Radwegebenutzungspflicht ade! RadlerInnen sollen nicht mehr von der Polizei gegängelt werden, wenn sie aufgrund der eigenen Sicherheit in der Mitte einer Fahrspur auf der Straße fahren.

BürgersteigparkerInnen müssen abgeschleppt werden – in jedem Fall. Autos können und sollen in der 2. Reihe auf der Straße parken! …

Das Gehen in der Mitte einer Fahrspur auf der Straße stellt eine Ordnungswidrigkeit dar; die mit einem Bußgeldbescheid (in der Regel 40.– DM) geahndet werden kann. Nötigungsparagraph 240 entfällt. Zitat BGH: Es liegt … nahe, hier – nicht anders als in den Fällen der Sitzblockade – tatbestandsmäßige Gewalt mit der Begründung zu verneinen, dass das Verhalten des Angeklagten „lediglich in körperlicher Anwesenheit besteht und die auf den Genötigten nur psychischer Natur ist (Urteil vom Bundesgerichtshof, Az. 4 Str 283/95, vom 31.8.95)

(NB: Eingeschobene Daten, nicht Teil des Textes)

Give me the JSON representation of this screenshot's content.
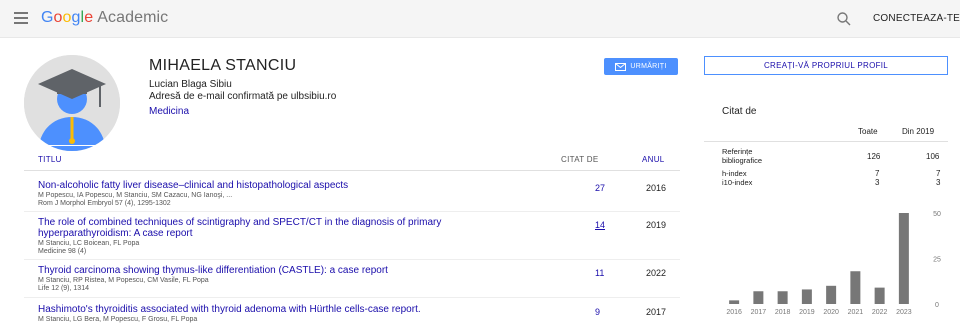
{
  "header": {
    "logo_letters": [
      "G",
      "o",
      "o",
      "g",
      "l",
      "e"
    ],
    "logo_suffix": "Academic",
    "connect_label": "CONECTEAZĂ-TE"
  },
  "profile": {
    "name": "MIHAELA STANCIU",
    "affiliation": "Lucian Blaga Sibiu",
    "email": "Adresă de e-mail confirmată pe ulbsibiu.ro",
    "interest": "Medicina",
    "follow_label": "URMĂRIȚI"
  },
  "table": {
    "col_title": "TITLU",
    "col_cited": "CITAT DE",
    "col_year": "ANUL",
    "articles": [
      {
        "title": "Non-alcoholic fatty liver disease–clinical and histopathological aspects",
        "authors": "M Popescu, IA Popescu, M Stanciu, SM Cazacu, NG Ianoşi, ...",
        "source": "Rom J Morphol Embryol 57 (4), 1295-1302",
        "cites": "27",
        "year": "2016"
      },
      {
        "title_line1": "The role of combined techniques of scintigraphy and SPECT/CT in the diagnosis of primary",
        "title_line2": "hyperparathyroidism: A case report",
        "authors": "M Stanciu, LC Boicean, FL Popa",
        "source": "Medicine 98 (4)",
        "cites": "14",
        "year": "2019"
      },
      {
        "title": "Thyroid carcinoma showing thymus-like differentiation (CASTLE): a case report",
        "authors": "M Stanciu, RP Ristea, M Popescu, CM Vasile, FL Popa",
        "source": "Life 12 (9), 1314",
        "cites": "11",
        "year": "2022"
      },
      {
        "title": "Hashimoto's thyroiditis associated with thyroid adenoma with Hürthle cells-case report.",
        "authors": "M Stanciu, LG Bera, M Popescu, F Grosu, FL Popa",
        "cites": "9",
        "year": "2017"
      }
    ]
  },
  "sidebar": {
    "create_profile_label": "CREAȚI-VĂ PROPRIUL PROFIL",
    "cited_by_title": "Citat de",
    "col_all": "Toate",
    "col_since": "Din 2019",
    "metrics": [
      {
        "label_line1": "Referințe",
        "label_line2": "bibliografice",
        "all": "126",
        "since": "106"
      },
      {
        "label_line1": "h-index",
        "all": "7",
        "since": "7"
      },
      {
        "label_line1": "i10-index",
        "all": "3",
        "since": "3"
      }
    ]
  },
  "chart_data": {
    "type": "bar",
    "categories": [
      "2016",
      "2017",
      "2018",
      "2019",
      "2020",
      "2021",
      "2022",
      "2023"
    ],
    "values": [
      2,
      7,
      7,
      8,
      10,
      18,
      9,
      50
    ],
    "ylim": [
      0,
      50
    ],
    "yticks": [
      "50",
      "25",
      "0"
    ],
    "bar_color": "#777777",
    "grid": false
  },
  "colors": {
    "link": "#1a0dab",
    "accent_button": "#4d90fe",
    "topbar_bg": "#f5f5f5"
  }
}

Auch § 315 b, „schwerer Eingriff in den Straßenverkehr“ ist vom BGH verneint worden. Deshalb: „Der Angeklagte ist für die zu Unrecht erlittene Freiheitsentziehung … zu entschädigen. … Es kann dem Angeklagten nicht als vorsätzliche oder auch nur grob fahrlässige Verursachung seiner Strafverfolgung angelastet werden, dass er … weiterhin an seinen Aktionen festhielt. Dies umso weniger, als er – im Ergebnis zu Recht – von vornherein von der Straflosigkeit seines Verhaltens überzeugt war.“ (Heute fordert die Polizei zwei mal auf, wieder den BürgerInnensteig zu benutzen, wenn sie jemanden auf der Straße gehen sieht. Kommt m.a.n. dieser Aufforderung nach, so erhält mensch keinen Bußgeldbescheid.)

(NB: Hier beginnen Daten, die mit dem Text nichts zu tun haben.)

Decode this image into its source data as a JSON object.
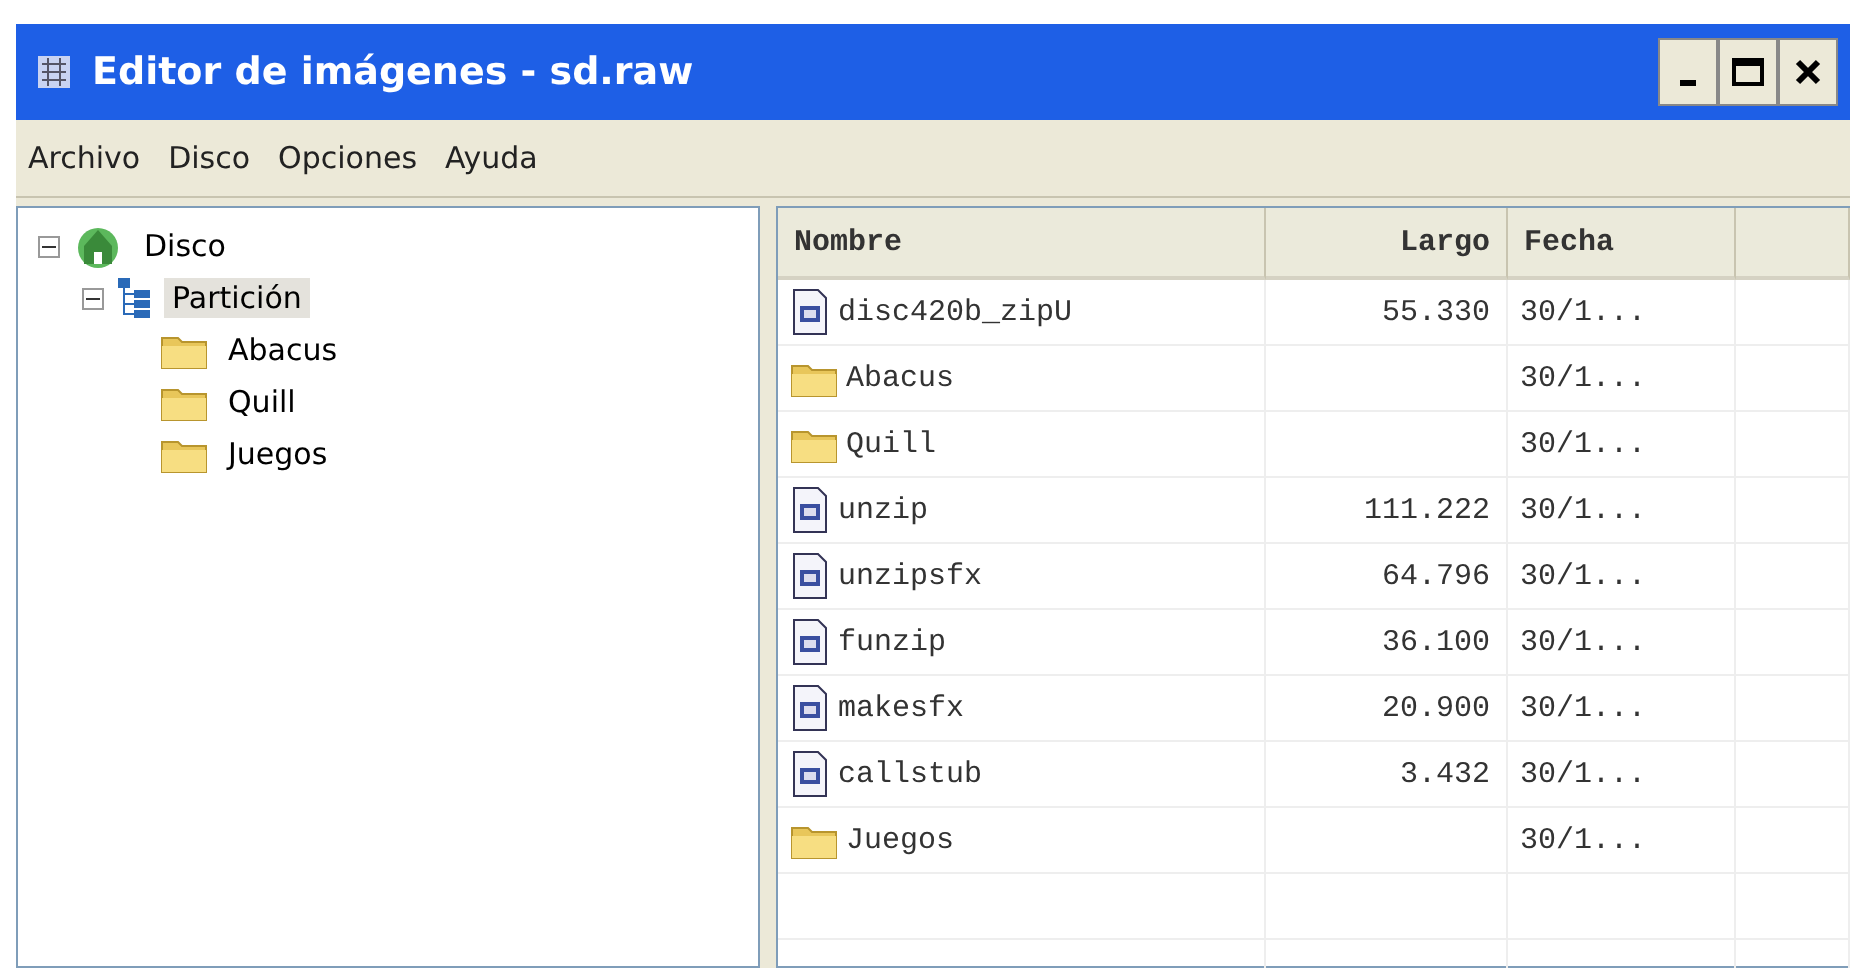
{
  "window": {
    "title": "Editor de imágenes - sd.raw"
  },
  "menu": [
    "Archivo",
    "Disco",
    "Opciones",
    "Ayuda"
  ],
  "tree": [
    {
      "label": "Disco",
      "kind": "disk",
      "expanded": true,
      "selected": false,
      "children": [
        {
          "label": "Partición",
          "kind": "partition",
          "expanded": true,
          "selected": true,
          "children": [
            {
              "label": "Abacus",
              "kind": "folder",
              "selected": false
            },
            {
              "label": "Quill",
              "kind": "folder",
              "selected": false
            },
            {
              "label": "Juegos",
              "kind": "folder",
              "selected": false
            }
          ]
        }
      ]
    }
  ],
  "table": {
    "columns": [
      "Nombre",
      "Largo",
      "Fecha"
    ],
    "rows": [
      {
        "kind": "file",
        "name": "disc420b_zipU",
        "size": "55.330",
        "date": "30/1..."
      },
      {
        "kind": "folder",
        "name": "Abacus",
        "date": "30/1..."
      },
      {
        "kind": "folder",
        "name": "Quill",
        "date": "30/1..."
      },
      {
        "kind": "file",
        "name": "unzip",
        "size": "111.222",
        "date": "30/1..."
      },
      {
        "kind": "file",
        "name": "unzipsfx",
        "size": "64.796",
        "date": "30/1..."
      },
      {
        "kind": "file",
        "name": "funzip",
        "size": "36.100",
        "date": "30/1..."
      },
      {
        "kind": "file",
        "name": "makesfx",
        "size": "20.900",
        "date": "30/1..."
      },
      {
        "kind": "file",
        "name": "callstub",
        "size": "3.432",
        "date": "30/1..."
      },
      {
        "kind": "folder",
        "name": "Juegos",
        "date": "30/1..."
      }
    ]
  }
}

Kreuzungen in der Diagonalen gehen kann ebenfalls einen Bußgeldbescheid (in der Regel 10.– DM) nach sich ziehen.

Weicht mensch in der Mitte einer Fahrspur aus, weil Autos abmarkiert oder durch Verkehrsschilder erlaubt auf dem BürgerInnensteig parken, so dürfte m.a.n. keinen Bußgeldbescheid erhalten! Denn der Mensch ist dem Auto wieder gleichgestellt worden mit Verhandlung BGH vom 31.8.95.

Autoübersteigen kann nicht bestraft werden, solange m.a.n. nichts beschädigt! Kommt eine Delle rein und mensch wird aufgehalten, die Polizei wird gerufen, so wird es mit einer an Sicherheit grenzenden Wahrscheinlichkeit zu einer Anzeige wegen Sachbeschädigung kommen. In den seltensten Fällen beschwert sich jemand, wenn mensch ein Auto übergeht …

Sie (die BürgerInnen) werden auch die Ampeln bei Rot, Kreuzungen in der Diagonalen gehen.

Und sei es, wenn grad mal kein Auto kommt. Viele Menschen im Kreuzungsbereich fordern die AutofahrerInnen zu größerer Achtsamkeit auf! …

An den beampelten FußgängerInnenüberwegen werden nur wenige damit beginnen, diese bei Rot oder in der Diagonalen zu begehen. Hat aber einmal wer damit angefangen, sind es viele, die es ihm gleich tun! Die Kreuzung wird sich auf einmal in einen von regem FußgängerInnenverkehr beschrittenen Platz verwandeln …

Mensch kann die Straße bei FußgängerInnenrot solange betreten, als dass die AutofahrerInnen noch kein Grün erhalten haben. Ist m.a.n. auf der Straße und sie dürfen losfahren, so können sie halt nicht gleich wie gewohnt aufs Gas treten …


Michael Hartmann, Der Autogeher. AutoBiographie eines AutoGegners. März 1988 bis Juli 1997, München 1997, 162 ff.